The original QRMA report has been updated with the inclusion of two additional appendices
(appendix C and D) discussing the risks associated with pathogenic E. coli in animal waste
inputs to the Warrnambool sewage system. Refer to Attachment 2 for further information.
4.0 Revised discharge limits
As part of the original submission, we included a revised discharge table to be incorporated
into the upgraded Warrnambool STP discharge licence. This table was based on empirical
modelling undertaken by GHD.
In response to the EPA’s Section 22 (2) Notice (14 September 2020), and following
additional extensive modelling and assessment of reference / background water quality
(calculated in accordance with SEPP 2018), we proposed a revised table.
Additional information was sought by the EPA in the Section 22 (3) Notice regarding the
proposed upgrade. To address the latest concerns, a full review of all the Warrnambool
STP’s EPA licence conditions was undertaken, focusing more broadly than just the
discharge table.
Consideration was given to the human health risk assessment, 3D Hydrodynamic modelling,
dilution / plume modelling, chemical dosing analysis to achieve mixing zone reductions, and
assessment of the current environmental literature and standards along with comprehensive
background water quality data.
We have now developed a new discharge table with mixing zones that are as small as
reasonably practicable, accompanied by some new and modified licence clauses that aim to
protect the beneficial uses of the receiving environment. Some of the key changes include:
• Discharge table:
o A reduction in the licence flow value, corresponding to anticipated 2030 flows.

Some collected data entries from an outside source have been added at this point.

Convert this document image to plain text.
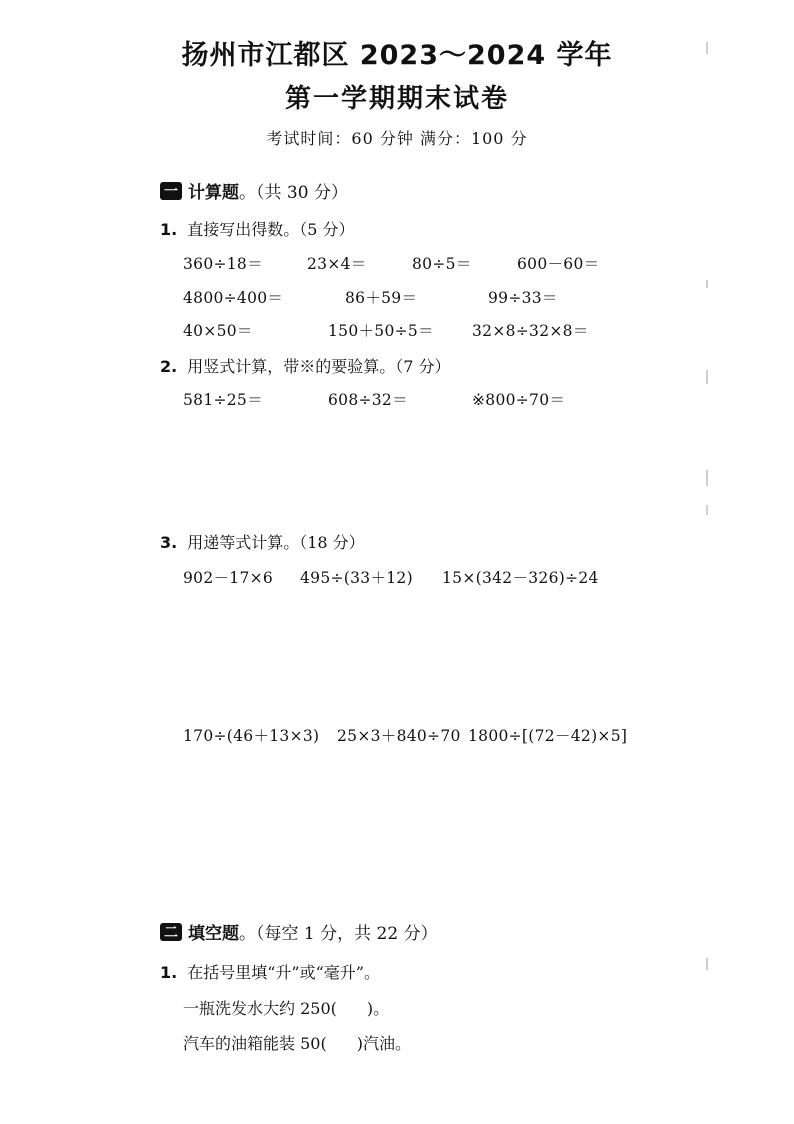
扬州市江都区 2023～2024 学年
第一学期期末试卷
考试时间：60 分钟 满分：100 分
一 计算题 。（共 30 分）
1. 直接写出得数。（5 分）
360÷18＝	23×4＝	80÷5＝	600－60＝
4800÷400＝	86＋59＝	99÷33＝
40×50＝	150＋50÷5＝ 32×8÷32×8＝
2. 用竖式计算，带※的要验算。（7 分）
581÷25＝	608÷32＝	※800÷70＝
3. 用递等式计算。（18 分）
902－17×6 495÷(33＋12) 15×(342－326)÷24
170÷(46＋13×3) 25×3＋840÷70 1800÷[(72－42)×5]
二 填空题 。（每空 1 分，共 22 分）
1. 在括号里填“升”或“毫升”。
一瓶洗发水大约 250( )。
汽车的油箱能装 50( )汽油。
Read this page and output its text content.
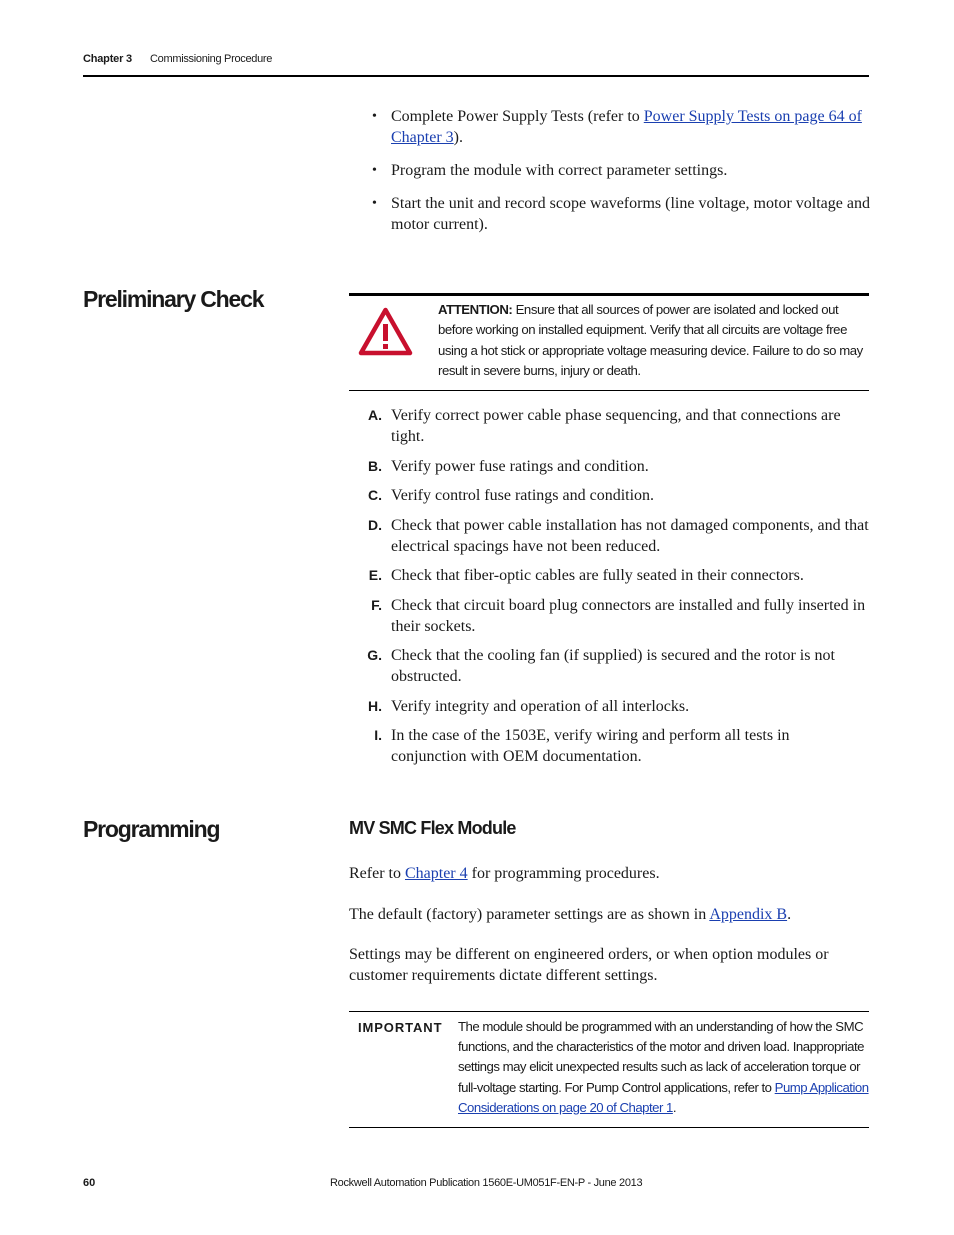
Chapter 3 Commissioning Procedure
• Complete Power Supply Tests (refer to Power Supply Tests on page 64 of Chapter 3).
• Program the module with correct parameter settings.
• Start the unit and record scope waveforms (line voltage, motor voltage and motor current).
Preliminary Check	ATTENTION: Ensure that all sources of power are isolated and locked out before working on installed equipment. Verify that all circuits are voltage free using a hot stick or appropriate voltage measuring device. Failure to do so may result in severe burns, injury or death.
A. Verify correct power cable phase sequencing, and that connections are tight.
B. Verify power fuse ratings and condition.
C. Verify control fuse ratings and condition.
D. Check that power cable installation has not damaged components, and that electrical spacings have not been reduced.
E. Check that fiber-optic cables are fully seated in their connectors.
F. Check that circuit board plug connectors are installed and fully inserted in their sockets.
G. Check that the cooling fan (if supplied) is secured and the rotor is not obstructed.
H. Verify integrity and operation of all interlocks.
I. In the case of the 1503E, verify wiring and perform all tests in conjunction with OEM documentation.
Programming	MV SMC Flex Module
Refer to Chapter 4 for programming procedures.
The default (factory) parameter settings are as shown in Appendix B.
Settings may be different on engineered orders, or when option modules or customer requirements dictate different settings.
IMPORTANT The module should be programmed with an understanding of how the SMC functions, and the characteristics of the motor and driven load. Inappropriate settings may elicit unexpected results such as lack of acceleration torque or full-voltage starting. For Pump Control applications, refer to Pump Application Considerations on page 20 of Chapter 1.
60	Rockwell Automation Publication 1560E-UM051F-EN-P - June 2013
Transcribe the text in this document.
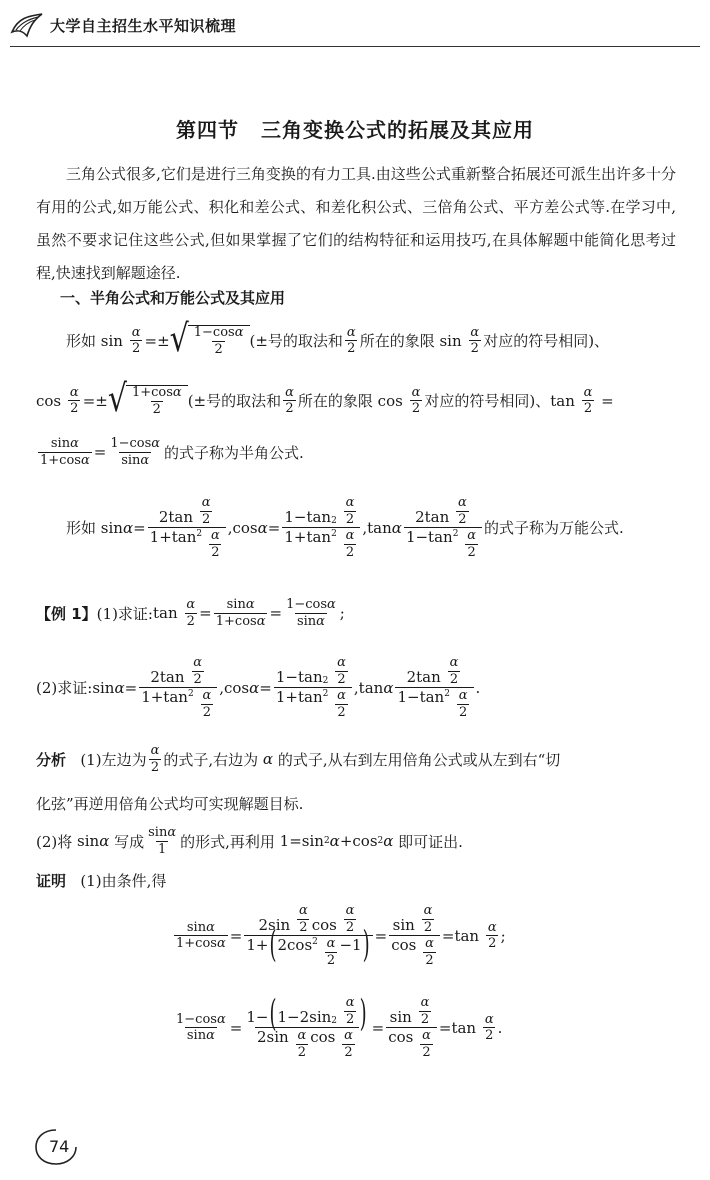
大学自主招生水平知识梳理
第四节 三角变换公式的拓展及其应用
三角公式很多,它们是进行三角变换的有力工具.由这些公式重新整合拓展还可派生出许多十分有用的公式,如万能公式、积化和差公式、和差化积公式、三倍角公式、平方差公式等.在学习中,虽然不要求记住这些公式,但如果掌握了它们的结构特征和运用技巧,在具体解题中能简化思考过程,快速找到解题途径.
一、半角公式和万能公式及其应用
形如 $\sin \frac{\alpha}{2}$ =± √ $\frac{\text{1−cos α}}{2}$ (±号的取法和 $\frac{\alpha}{2}$ 所在的象限 $\sin \frac{\alpha}{2}$ 对应的符号相同)、
$\cos \frac{\alpha}{2}$ =± √ $\frac{\text{1+cos α}}{2}$ (±号的取法和 $\frac{\alpha}{2}$ 所在的象限 $\cos \frac{\alpha}{2}$ 对应的符号相同)、 $\tan \frac{\alpha}{2}$ =
$\frac{\text{sin α}}{\text{1+cos α}} = \frac{\text{1−cos α}}{\text{sin α}}$ 的式子称为半角公式.
形如 $\sin \alpha = 2\tan \frac{\alpha}{2}$
1+tan 2
$\frac{\alpha}{2} ,\cos$ α = 1−tan 2
$\frac{\alpha}{2}$
1+tan 2
$\frac{\alpha}{2} ,\tan$ α $2\tan \frac{\alpha}{2}$
1−tan 2
$\frac{\alpha}{2}$ 的式子称为万能公式.
【例 1】 (1)求证: $\tan \frac{\alpha}{2} = \frac{\text{sin α}}{\text{1+cos α}} = \frac{\text{1−cos α}}{\text{sin α}}$ ;
(2)求证: $\sin \alpha = 2\tan \frac{\alpha}{2}$
1+tan 2
$\frac{\alpha}{2} ,\cos$ α = 1−tan 2
$\frac{\alpha}{2}$
1+tan 2
$\frac{\alpha}{2} ,\tan$ α $2\tan \frac{\alpha}{2}$
1−tan 2
$\frac{\alpha}{2}$ .
分析
(1)左边为 $\frac{\alpha}{2}$ 的式子,右边为
α
的式子,从右到左用倍角公式或从左到右“切
化弦”再逆用倍角公式均可实现解题目标.
(2)将 sin α
写成 $\frac{\text{sin α}}{1}$ 的形式,再利用 1=sin 2 α +cos 2 α
即可证出.
证明
(1)由条件,得
$\frac{\text{sin α}}{\text{1+cos α}} = 2\sin \frac{\alpha}{2}$ $\cos \frac{\alpha}{2}$
1+ ( $2\cos^2$
$\frac{\alpha}{2} -1$ ) = $\frac{\sin \frac{\alpha}{2}}{\cos \frac{\alpha}{2}} =\tan \frac{\alpha}{2}$ ;
$\frac{\text{1−cos α}}{\text{sin α}} = 1-$ ( $1-2\sin_2$
$\frac{\alpha}{2}$ )
$2\sin \frac{\alpha}{2}$ $\cos \frac{\alpha}{2} = \frac{\sin \frac{\alpha}{2}}{\cos \frac{\alpha}{2}} =\tan \frac{\alpha}{2}$ .
74
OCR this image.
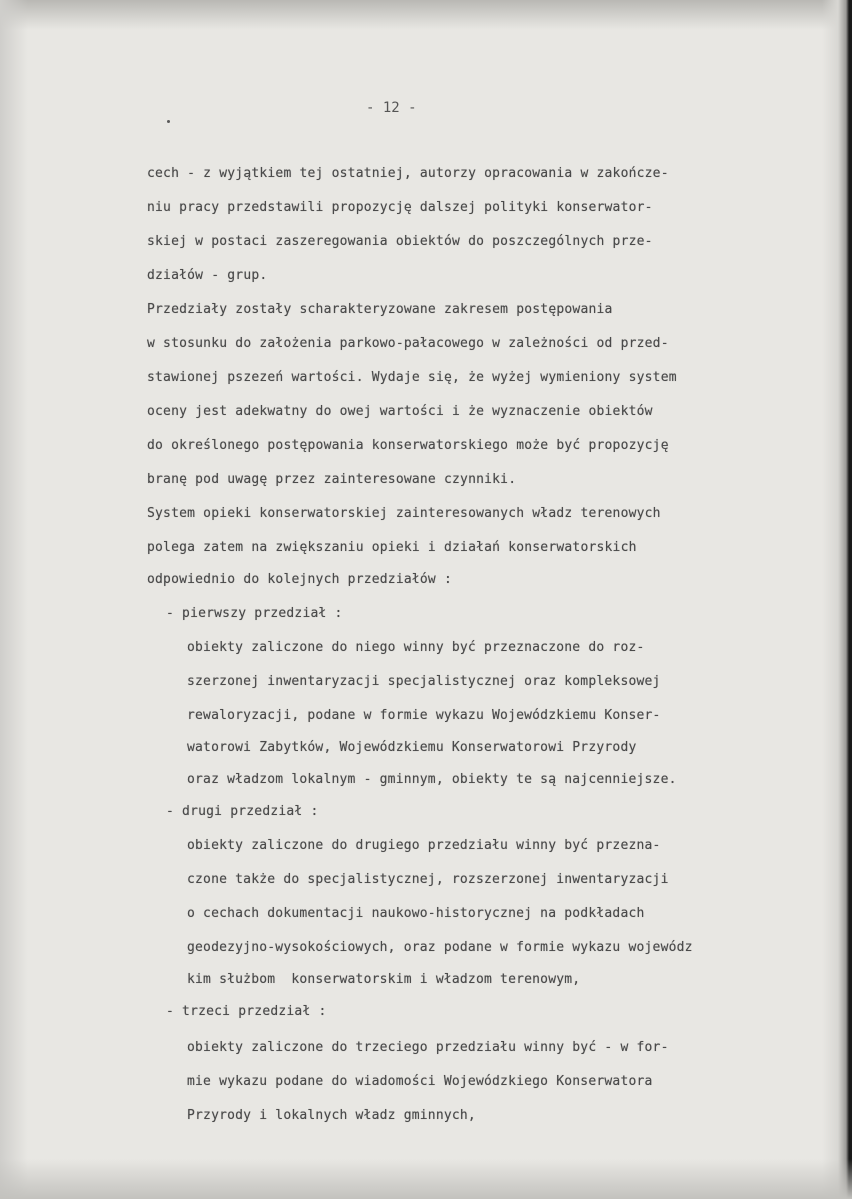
- 12 -
cech - z wyjątkiem tej ostatniej, autorzy opracowania w zakończe-
niu pracy przedstawili propozycję dalszej polityki konserwator-
skiej w postaci zaszeregowania obiektów do poszczególnych prze-
działów - grup.
Przedziały zostały scharakteryzowane zakresem postępowania
w stosunku do założenia parkowo-pałacowego w zależności od przed-
stawionej pszezeń wartości. Wydaje się, że wyżej wymieniony system
oceny jest adekwatny do owej wartości i że wyznaczenie obiektów
do określonego postępowania konserwatorskiego może być propozycję
branę pod uwagę przez zainteresowane czynniki.
System opieki konserwatorskiej zainteresowanych władz terenowych
polega zatem na zwiększaniu opieki i działań konserwatorskich
odpowiednio do kolejnych przedziałów :
- pierwszy przedział :
obiekty zaliczone do niego winny być przeznaczone do roz-
szerzonej inwentaryzacji specjalistycznej oraz kompleksowej
rewaloryzacji, podane w formie wykazu Wojewódzkiemu Konser-
watorowi Zabytków, Wojewódzkiemu Konserwatorowi Przyrody
oraz władzom lokalnym - gminnym, obiekty te są najcenniejsze.
- drugi przedział :
obiekty zaliczone do drugiego przedziału winny być przezna-
czone także do specjalistycznej, rozszerzonej inwentaryzacji
o cechach dokumentacji naukowo-historycznej na podkładach
geodezyjno-wysokościowych, oraz podane w formie wykazu wojewódz
kim służbom  konserwatorskim i władzom terenowym,
- trzeci przedział :
obiekty zaliczone do trzeciego przedziału winny być - w for-
mie wykazu podane do wiadomości Wojewódzkiego Konserwatora
Przyrody i lokalnych władz gminnych,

o Introduction of 90th percentile values for parameters where there is no impact
to the environment from one-off exceedance (non-toxicant parameters),
which is anticipated to align with future licence conditions that will trigger
notifications that treatment plant performance is not optimised
o A change from concentration to loads for nutrients to better reflect the
contribution to the receiving environment.
Capping Total Nitrogen discharged loads to 450kg/d, ensuring
concentrations decrease as future flows increase and discernible
impacts on the beneficial uses are confined to 300 metres.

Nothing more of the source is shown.